Inflation once again went up in April, continuing a rise that had pushed consumers to the brink and posed a threat to the economic expansion, as per a report by the Bureau of Labor Statistics which was published on Wednesday.
The consumer price index went up 8.3% compared to a year ago, which is higher than the Dow Jones estimate of 8.1%. This shows slight ease from the peak observed in March but was still close to the highest level seen since summer 1982.
US #inflation hit 8.3% YoY vs 8.1% expected but slowed from previous month's 4-decade high. Removing volatile food and energy prices, so-called core CPI still rose 6.2%, against expectations for a 6% gain. pic.twitter.com/TKNJAgTFSe
— Holger Zschaepitz (@Schuldensuehner) May 11, 2022
Excluding the volatile prices for food and energy, the so-called core CPI still went up 6.2%, versus the expected 6% gain, discouraging hopes that the inflation had already peaked back in March.
The gains month-over-month were also higher than expected – the headline CPI was 0.3% while its estimate was at 0.2%, and the core saw 0.6% while the estimate was a 0.4% gain.
The price increases also meant that workers carried on to lose ground. Real wages adjusted for inflation went down 0.1% for the month even with a 0.3% nominal increase in average hourly earnings. Over the past year, real earnings tanked 2.6% even with average hourly earnings going up 5.5%.
Inflation Becomes Most Significant Threat to Pandemic Economic Recovery
Inflation has become the single most significant threat to an economic recovery that started early during the COVID-19 pandemic and that had 2021 stage the most significant single-year growth level since 1984. Surging gas and grocery prices have become a problem, but inflation has seeped into housing, auto sales, and many other areas.
Officials from the Federal Reserve have responded to the problem with two interest rate increases this year. They have also pledged more interest rate hikes until the inflation goes back down to the central bank’s goal of 2%. Although, the data released on Wednesday show that there’s more work to be done by the Fed in the near future.
The CPI gains reported came even while energy prices have gone down 2.7% for the month, including a 6.1% drop in gasoline. Meanwhile, the BLS food index went up 0.9% in April, which countered energy deceleration. Energy costs remained high, up 30.3%, while food saw a 9.4% increase on a 12-month basis, as per adjusted data. Also, this week, gasoline costs at the pump attained their highest level ever, not adjusted for inflation.
“We’re starting to see energy pull back a little bit, but it’s not enough,” Kathy Jones, chief fixed income strategist at Charles Schwab. said. “The markets were hoping for a better number, and it’s not good enough to rule out more Fed tightening.”
Apart from these, the rising housing costs also add to everyone’s worries.
The shelter index, making up around one-third of the CPI weighting, went up another 0.5%, consistent with the index’s rive over the past couple of months. It was also up by 5.1% yearly, which marks its quickest gain since April 1991.
Despite having an initial negative reaction, stocks were positive after the report was released.

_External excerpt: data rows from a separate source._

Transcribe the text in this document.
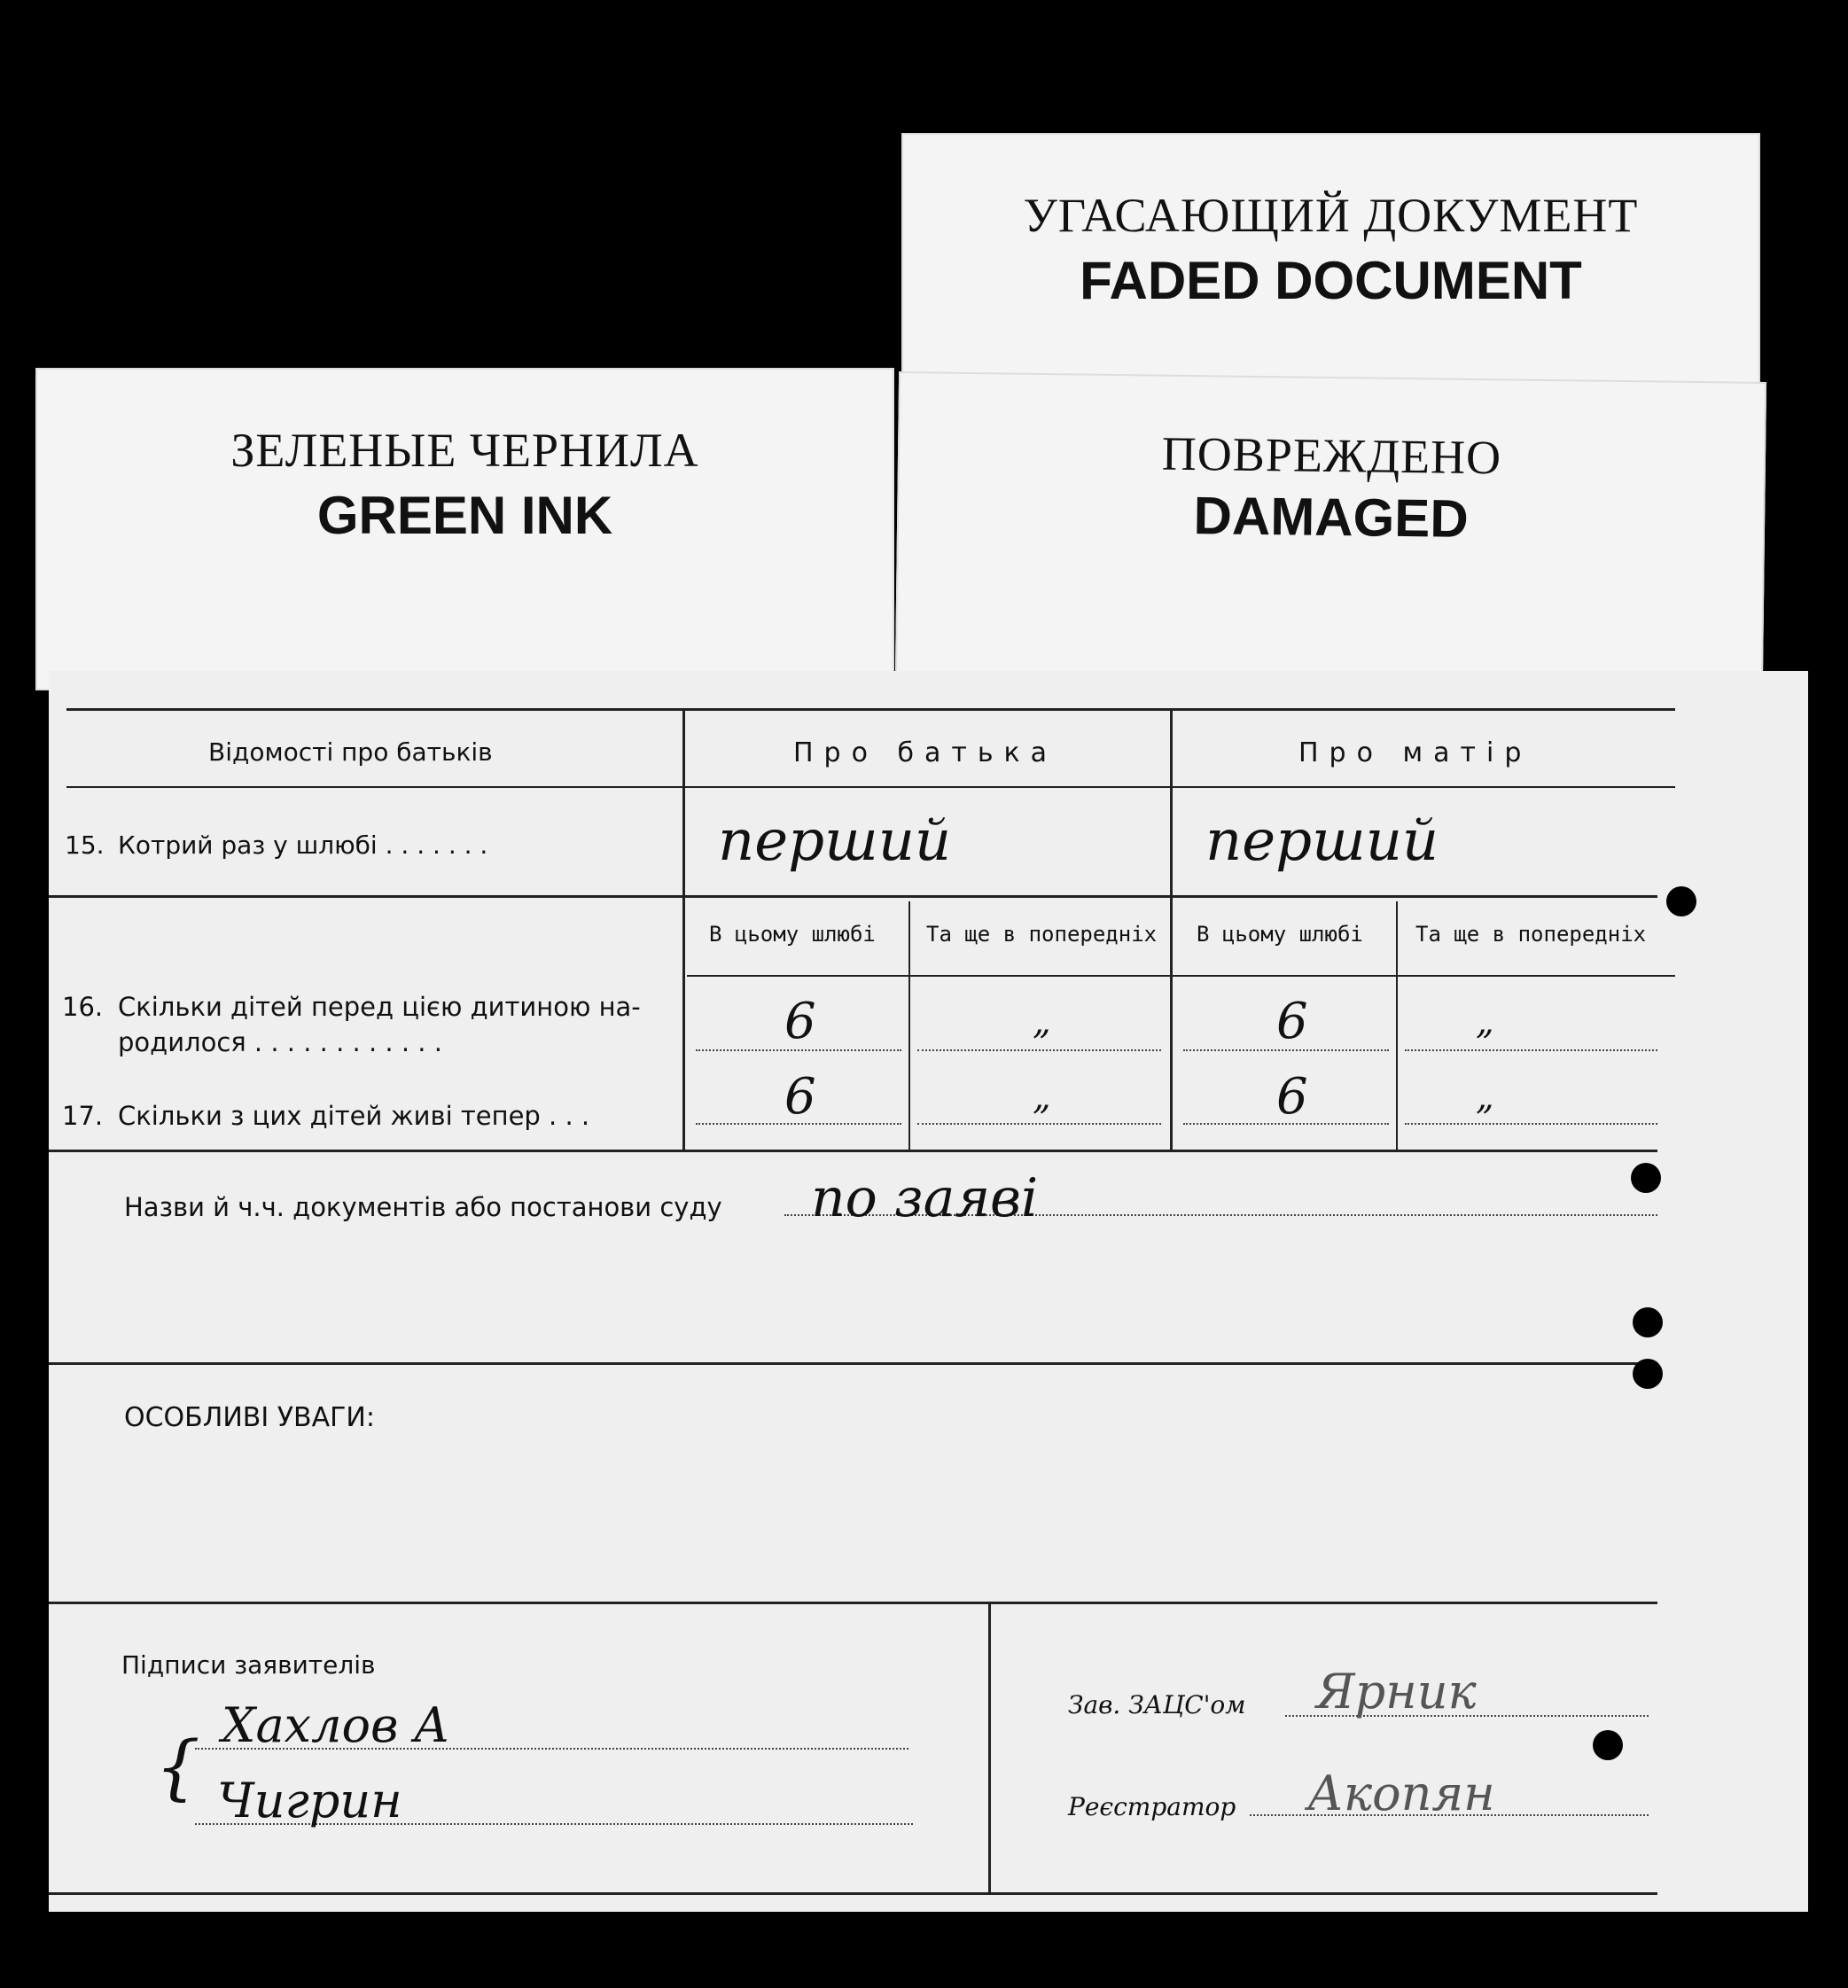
УГАСАЮЩИЙ ДОКУМЕНТ
FADED DOCUMENT
ПОВРЕЖДЕНО
DAMAGED
ЗЕЛЕНЫЕ ЧЕРНИЛА
GREEN INK
Відомості про батьків	Про батька	Про матір
15. Котрий раз у шлюбі . . . . . . .	перший	перший
В цьому шлюбі Та ще в попередніх В цьому шлюбі Та ще в попередніх
16. Скільки дітей перед цією дитиною на-
родилося . . . . . . . . . . . .	6	„	6	„
17. Скільки з цих дітей живі тепер . . .	6	„	6	„
Назви й ч.ч. документів або постанови суду по заяві
ОСОБЛИВІ УВАГИ:
Підписи заявителів
{
Хахлов А
Чигрин
Зав. ЗАЦС'ом Ярник
Реєстратор Акопян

Government bond yields increased, propelling the close to 3.02% on the benchmark 10-year Treasury note.
Markets have been seeking signs that the CPI reading in March, at 8.5%, would be the peak inflation during the pandemic.
However, given this April report, it seems “this is another upward inflation surprise and suggests that the deceleration is going to be painstakingly slow,” according to Seema Shah, the chief strategist at Principal Global Investors.
The prices of Airline tickets carried on their climb as more people chose to fly amid a surge in business trips and vacations. Prices went up by 18.6% on the month increased, per unadjusted data, 33.3% over the past year.
Sales in the automobile industry have also become a large contributor to inflation as supply chain issues, most especially given the shortage of semiconductors, have caused the prices to go up. Used vehicle prices went down, however, 0.4% on the month, while new vehicle prices went up by 1.1%. Prices increased 22.7% and 13.2% for used and new vehicles, respectively, over the past year.
Significant price increases for some food areas were also seen in April. Chicken prices increased by 3.4%, while egg prices increased 10.3% amid a bird flu scare. Meanwhile, bacon prices increased by 2.5%, cereal prices went up 2.4%, and ham prices fell by 1.8%.